I’m at that point in my life – I feel I’ve been there for a couple years now – that I look back on how I viewed things as a child and my rosy colored glasses have been pulled off. I’m writing a lot about it right now because I think it’s an interesting feeling to explore. It would even be interesting for Donoghue to give us a 10 years later perspective – how does Jack feel now? Although, I don’t know if I would want to know. It might not be so hopeful. But, yes, I think there’s so much in this book about our own life outside Room.
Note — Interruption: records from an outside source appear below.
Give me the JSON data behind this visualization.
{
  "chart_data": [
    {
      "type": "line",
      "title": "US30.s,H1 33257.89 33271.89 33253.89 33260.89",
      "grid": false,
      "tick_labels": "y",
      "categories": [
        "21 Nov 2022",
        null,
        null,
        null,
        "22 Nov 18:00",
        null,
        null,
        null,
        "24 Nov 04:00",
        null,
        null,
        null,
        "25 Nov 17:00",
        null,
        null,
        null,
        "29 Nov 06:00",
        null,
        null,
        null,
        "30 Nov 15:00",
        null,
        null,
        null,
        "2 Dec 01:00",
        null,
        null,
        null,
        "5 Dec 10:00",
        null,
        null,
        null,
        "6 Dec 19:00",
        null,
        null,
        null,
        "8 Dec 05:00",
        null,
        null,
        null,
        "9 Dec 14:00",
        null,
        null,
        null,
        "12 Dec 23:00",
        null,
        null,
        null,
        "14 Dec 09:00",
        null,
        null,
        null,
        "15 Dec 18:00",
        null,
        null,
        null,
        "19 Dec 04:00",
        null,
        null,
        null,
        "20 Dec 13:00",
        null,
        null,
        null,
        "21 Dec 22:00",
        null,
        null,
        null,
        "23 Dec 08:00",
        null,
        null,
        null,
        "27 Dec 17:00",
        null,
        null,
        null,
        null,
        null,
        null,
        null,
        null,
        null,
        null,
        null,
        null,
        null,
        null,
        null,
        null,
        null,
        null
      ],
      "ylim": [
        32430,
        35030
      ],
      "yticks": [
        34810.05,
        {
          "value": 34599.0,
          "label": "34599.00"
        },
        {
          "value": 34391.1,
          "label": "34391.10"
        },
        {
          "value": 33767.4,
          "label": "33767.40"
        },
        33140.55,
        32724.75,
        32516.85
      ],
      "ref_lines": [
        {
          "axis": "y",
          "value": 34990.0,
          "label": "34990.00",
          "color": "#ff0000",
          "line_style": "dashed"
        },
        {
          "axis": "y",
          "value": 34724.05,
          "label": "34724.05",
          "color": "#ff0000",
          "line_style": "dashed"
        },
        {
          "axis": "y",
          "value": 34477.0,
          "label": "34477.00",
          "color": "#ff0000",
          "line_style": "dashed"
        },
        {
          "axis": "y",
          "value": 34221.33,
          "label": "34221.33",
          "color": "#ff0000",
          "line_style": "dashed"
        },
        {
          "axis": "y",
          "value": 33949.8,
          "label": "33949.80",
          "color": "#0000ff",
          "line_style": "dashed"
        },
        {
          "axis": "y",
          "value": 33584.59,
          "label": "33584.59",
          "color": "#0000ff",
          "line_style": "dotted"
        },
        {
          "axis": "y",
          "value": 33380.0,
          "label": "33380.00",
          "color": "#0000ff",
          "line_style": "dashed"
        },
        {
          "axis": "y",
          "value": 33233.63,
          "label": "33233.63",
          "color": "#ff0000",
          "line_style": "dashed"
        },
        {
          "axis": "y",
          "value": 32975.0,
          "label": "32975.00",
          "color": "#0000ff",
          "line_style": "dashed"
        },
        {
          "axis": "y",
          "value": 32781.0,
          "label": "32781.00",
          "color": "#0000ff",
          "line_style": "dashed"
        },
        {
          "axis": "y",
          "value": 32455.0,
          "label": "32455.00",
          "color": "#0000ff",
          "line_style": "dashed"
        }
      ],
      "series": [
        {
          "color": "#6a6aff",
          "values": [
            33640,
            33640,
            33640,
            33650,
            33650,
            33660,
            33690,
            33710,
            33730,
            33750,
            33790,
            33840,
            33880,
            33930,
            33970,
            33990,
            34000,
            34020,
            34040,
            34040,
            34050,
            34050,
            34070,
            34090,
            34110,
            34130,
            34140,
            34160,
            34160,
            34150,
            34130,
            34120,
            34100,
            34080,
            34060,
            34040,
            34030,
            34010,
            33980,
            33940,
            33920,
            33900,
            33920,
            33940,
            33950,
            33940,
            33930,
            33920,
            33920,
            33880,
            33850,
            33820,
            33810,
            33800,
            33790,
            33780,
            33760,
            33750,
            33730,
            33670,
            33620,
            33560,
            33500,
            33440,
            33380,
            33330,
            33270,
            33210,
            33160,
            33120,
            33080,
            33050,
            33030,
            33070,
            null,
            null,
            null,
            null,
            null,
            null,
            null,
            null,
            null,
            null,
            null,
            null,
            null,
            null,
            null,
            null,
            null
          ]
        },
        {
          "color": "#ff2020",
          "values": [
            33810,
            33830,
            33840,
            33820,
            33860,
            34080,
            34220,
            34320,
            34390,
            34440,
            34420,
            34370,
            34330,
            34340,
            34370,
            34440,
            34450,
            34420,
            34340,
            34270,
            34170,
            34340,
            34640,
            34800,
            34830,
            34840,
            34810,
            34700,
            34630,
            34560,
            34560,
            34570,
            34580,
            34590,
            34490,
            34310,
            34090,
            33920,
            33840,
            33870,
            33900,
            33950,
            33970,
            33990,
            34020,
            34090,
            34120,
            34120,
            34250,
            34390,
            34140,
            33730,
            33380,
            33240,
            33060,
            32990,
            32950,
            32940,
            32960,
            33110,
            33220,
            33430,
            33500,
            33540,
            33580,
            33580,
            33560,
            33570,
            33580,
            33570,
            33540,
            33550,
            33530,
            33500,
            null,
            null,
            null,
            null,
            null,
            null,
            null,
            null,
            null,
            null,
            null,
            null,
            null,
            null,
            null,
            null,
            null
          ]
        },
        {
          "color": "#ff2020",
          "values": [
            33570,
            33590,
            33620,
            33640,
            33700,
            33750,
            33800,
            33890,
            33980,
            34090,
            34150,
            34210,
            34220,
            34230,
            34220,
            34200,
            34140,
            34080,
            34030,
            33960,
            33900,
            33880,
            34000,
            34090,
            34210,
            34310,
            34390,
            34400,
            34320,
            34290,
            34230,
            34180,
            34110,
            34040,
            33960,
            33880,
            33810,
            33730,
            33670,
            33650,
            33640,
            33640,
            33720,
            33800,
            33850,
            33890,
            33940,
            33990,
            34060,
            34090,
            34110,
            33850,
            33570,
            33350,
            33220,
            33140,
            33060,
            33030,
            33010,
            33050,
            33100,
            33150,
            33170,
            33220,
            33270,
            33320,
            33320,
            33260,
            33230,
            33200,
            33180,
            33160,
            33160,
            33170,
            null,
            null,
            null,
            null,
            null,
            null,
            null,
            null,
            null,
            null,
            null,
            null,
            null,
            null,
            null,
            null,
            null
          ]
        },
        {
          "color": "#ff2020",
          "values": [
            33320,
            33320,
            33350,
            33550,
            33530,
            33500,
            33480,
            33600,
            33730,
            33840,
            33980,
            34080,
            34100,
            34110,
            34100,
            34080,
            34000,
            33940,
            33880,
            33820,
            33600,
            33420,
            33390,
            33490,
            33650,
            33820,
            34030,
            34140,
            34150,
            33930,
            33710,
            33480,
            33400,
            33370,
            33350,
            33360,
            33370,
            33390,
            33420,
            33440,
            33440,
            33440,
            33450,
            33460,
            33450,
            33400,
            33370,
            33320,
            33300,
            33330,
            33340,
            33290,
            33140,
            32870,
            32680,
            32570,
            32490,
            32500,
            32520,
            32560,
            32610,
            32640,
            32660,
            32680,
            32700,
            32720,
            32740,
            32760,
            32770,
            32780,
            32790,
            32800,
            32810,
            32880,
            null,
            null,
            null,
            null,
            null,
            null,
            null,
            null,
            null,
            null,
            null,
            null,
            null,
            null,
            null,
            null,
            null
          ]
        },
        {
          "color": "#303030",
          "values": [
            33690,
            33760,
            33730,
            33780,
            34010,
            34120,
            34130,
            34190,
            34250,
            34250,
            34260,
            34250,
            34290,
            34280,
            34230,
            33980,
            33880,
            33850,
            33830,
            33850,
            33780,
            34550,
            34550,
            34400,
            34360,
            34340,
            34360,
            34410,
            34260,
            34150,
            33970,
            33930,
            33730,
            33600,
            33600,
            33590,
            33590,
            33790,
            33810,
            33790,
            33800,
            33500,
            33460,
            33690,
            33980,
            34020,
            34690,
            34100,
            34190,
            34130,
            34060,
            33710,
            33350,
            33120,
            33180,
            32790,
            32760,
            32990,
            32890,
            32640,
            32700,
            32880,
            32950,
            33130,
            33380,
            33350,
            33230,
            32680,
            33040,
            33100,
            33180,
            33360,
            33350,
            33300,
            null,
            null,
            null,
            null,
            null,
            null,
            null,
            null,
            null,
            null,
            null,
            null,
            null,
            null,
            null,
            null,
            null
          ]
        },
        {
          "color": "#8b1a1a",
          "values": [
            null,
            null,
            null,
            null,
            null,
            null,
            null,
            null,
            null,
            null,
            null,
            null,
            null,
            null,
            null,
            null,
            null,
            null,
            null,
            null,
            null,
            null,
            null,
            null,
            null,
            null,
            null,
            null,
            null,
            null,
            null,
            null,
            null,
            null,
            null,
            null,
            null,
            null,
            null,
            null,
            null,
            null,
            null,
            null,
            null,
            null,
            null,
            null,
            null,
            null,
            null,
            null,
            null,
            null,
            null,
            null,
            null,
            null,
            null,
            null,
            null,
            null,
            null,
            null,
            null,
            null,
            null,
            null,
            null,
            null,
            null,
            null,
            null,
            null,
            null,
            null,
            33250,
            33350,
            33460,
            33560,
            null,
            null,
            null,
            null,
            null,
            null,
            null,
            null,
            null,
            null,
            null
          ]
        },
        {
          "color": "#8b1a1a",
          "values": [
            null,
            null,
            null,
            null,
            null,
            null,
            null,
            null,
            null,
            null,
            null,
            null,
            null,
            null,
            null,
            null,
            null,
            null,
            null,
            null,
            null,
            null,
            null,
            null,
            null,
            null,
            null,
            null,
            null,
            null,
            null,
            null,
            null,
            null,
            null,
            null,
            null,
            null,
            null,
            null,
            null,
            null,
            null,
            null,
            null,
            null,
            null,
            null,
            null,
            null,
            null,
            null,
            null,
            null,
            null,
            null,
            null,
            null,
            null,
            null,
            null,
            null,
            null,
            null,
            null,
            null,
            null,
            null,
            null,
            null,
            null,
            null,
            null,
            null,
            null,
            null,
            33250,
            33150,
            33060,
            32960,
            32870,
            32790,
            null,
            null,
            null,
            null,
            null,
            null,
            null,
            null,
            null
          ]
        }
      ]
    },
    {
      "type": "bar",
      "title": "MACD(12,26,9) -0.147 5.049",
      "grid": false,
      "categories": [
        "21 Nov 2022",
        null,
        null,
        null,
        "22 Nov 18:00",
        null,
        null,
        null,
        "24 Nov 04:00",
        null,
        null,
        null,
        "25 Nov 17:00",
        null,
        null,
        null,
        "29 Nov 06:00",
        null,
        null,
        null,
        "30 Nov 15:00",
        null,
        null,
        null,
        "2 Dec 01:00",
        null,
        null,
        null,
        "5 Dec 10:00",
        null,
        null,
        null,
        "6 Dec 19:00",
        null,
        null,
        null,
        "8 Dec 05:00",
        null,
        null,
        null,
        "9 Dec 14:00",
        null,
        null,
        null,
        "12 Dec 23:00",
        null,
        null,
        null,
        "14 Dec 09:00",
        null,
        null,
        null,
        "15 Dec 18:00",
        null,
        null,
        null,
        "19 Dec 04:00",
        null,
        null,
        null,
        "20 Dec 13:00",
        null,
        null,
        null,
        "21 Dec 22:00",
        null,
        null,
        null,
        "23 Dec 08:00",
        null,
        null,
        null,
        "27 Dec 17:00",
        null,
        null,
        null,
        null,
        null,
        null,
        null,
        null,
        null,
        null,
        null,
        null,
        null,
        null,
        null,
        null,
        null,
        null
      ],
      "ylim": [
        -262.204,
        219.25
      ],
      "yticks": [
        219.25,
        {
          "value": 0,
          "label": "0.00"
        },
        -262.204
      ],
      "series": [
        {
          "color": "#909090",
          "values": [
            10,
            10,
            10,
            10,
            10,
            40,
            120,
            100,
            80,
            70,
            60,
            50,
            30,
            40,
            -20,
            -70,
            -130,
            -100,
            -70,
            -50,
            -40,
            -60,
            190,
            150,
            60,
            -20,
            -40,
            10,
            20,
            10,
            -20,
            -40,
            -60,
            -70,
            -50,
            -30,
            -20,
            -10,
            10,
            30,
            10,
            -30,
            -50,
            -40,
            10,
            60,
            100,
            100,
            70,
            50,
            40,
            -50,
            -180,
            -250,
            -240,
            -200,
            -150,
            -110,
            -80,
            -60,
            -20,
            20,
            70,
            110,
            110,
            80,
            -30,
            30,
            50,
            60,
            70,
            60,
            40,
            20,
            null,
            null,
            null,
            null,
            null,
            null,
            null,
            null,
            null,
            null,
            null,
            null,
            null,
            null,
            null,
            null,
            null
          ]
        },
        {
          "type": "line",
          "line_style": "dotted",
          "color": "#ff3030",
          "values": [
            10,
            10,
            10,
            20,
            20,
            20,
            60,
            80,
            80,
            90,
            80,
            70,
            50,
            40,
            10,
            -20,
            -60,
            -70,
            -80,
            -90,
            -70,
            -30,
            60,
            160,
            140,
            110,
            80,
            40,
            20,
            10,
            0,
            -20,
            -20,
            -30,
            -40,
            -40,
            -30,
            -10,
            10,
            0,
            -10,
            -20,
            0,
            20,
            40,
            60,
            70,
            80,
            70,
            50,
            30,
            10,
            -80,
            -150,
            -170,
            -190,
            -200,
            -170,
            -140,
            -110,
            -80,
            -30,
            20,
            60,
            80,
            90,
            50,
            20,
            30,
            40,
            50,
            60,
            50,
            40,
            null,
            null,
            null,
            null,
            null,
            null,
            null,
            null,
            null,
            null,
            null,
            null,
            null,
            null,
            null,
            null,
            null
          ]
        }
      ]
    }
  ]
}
me: Yeah. Having chosen to speak through a child was such a powerful and wise choice on Donoghue’s part. I loved that aspect. And … for some reason I really loved his resistance to change and how annoyed he was at everyone for telling him he lived in a nightmare when it truly wasn’t one for him. For some reason I keep coming back to this. Maybe because for all of us change can still be hard. Also, because there are things like that in my own life. Like our culture makes being overweight seem like the worst thing in the world but I found life, in some ways, so much simpler when I was 240. And then there is being bullied. Honestly, it didn’t bother me. It helped me find my voice.

Jade: Yes, I can see that. We could learn a lot from Jack in that way, that we need to resist how people tell us to think about the world. I think the more we learn about how the world really is rather than the way we view it as children can be discouraging, but perhaps we need to try and view it as a magical place – keep that childish curiosity, as well as the awareness that comes with adulthood.

me: I agree with you 100% about that. In many ways, I still do maintain a sense of wonder despite all of the bad. I think it helped growing up with a Dad who always said “Bad things aren’t surprising. Good things are. Look in the newspaper. All you see is bad. If you see something good, that’s surprising.”

Jade: Great words of wisdom :) Well I’ve enjoyed discussing this book, and thank you for taking my recommendation to read it. I’ll have to finish your recommendations soon so we can talk about them!!

me: I’m so glad we’ve had the chance to finally have this conversation!

 What would you add to our discussion?

If you have a Twitter, I’d love for you to follow me @LindseyReneeGc.

One thought on “Conversations With A Friend: The Challenges of Living Outside of ROOM

  1. Fascinating discussion.

    Concerning your readings of the book, I particularly appreciate hearing the tensions of how Ma feels versus how Jack feels (in relation to how many people believe they ought to feel). But even more, this child-like perspective is one I miss increasingly as I grow older (distance surely plays some role) such that I’m ever impressed with the ‘we can go there, but we can’t go back’ (whether we should if we were able to is unanswerable). It reminds me so much of the feelings of loss I experience when reading Narnia. In coming back there is always loss, but what lessons we have learnt here are meant to be applied elsewhere – back in a wore-torn country in which children have little place. But the true England yet calls and it is near to the true Narnia; the country yet unseen. That feeling of loss may yet be met and met truly as it has yet only been met partially. And then we shall play in the true river and care little for the loss of change.

    On a larger note (of importance, not of length), ‘seeing’ your friendship was particularly appreciable. With close friends there are certain manners of like (and unlike) mindedness which come with maturity. I am proud to know (not as well as I should like) two mature thinkers in whose thoughts the ink hasn’t as yet dried fully. Moreso, I here observe two wisening young women who have much to offer.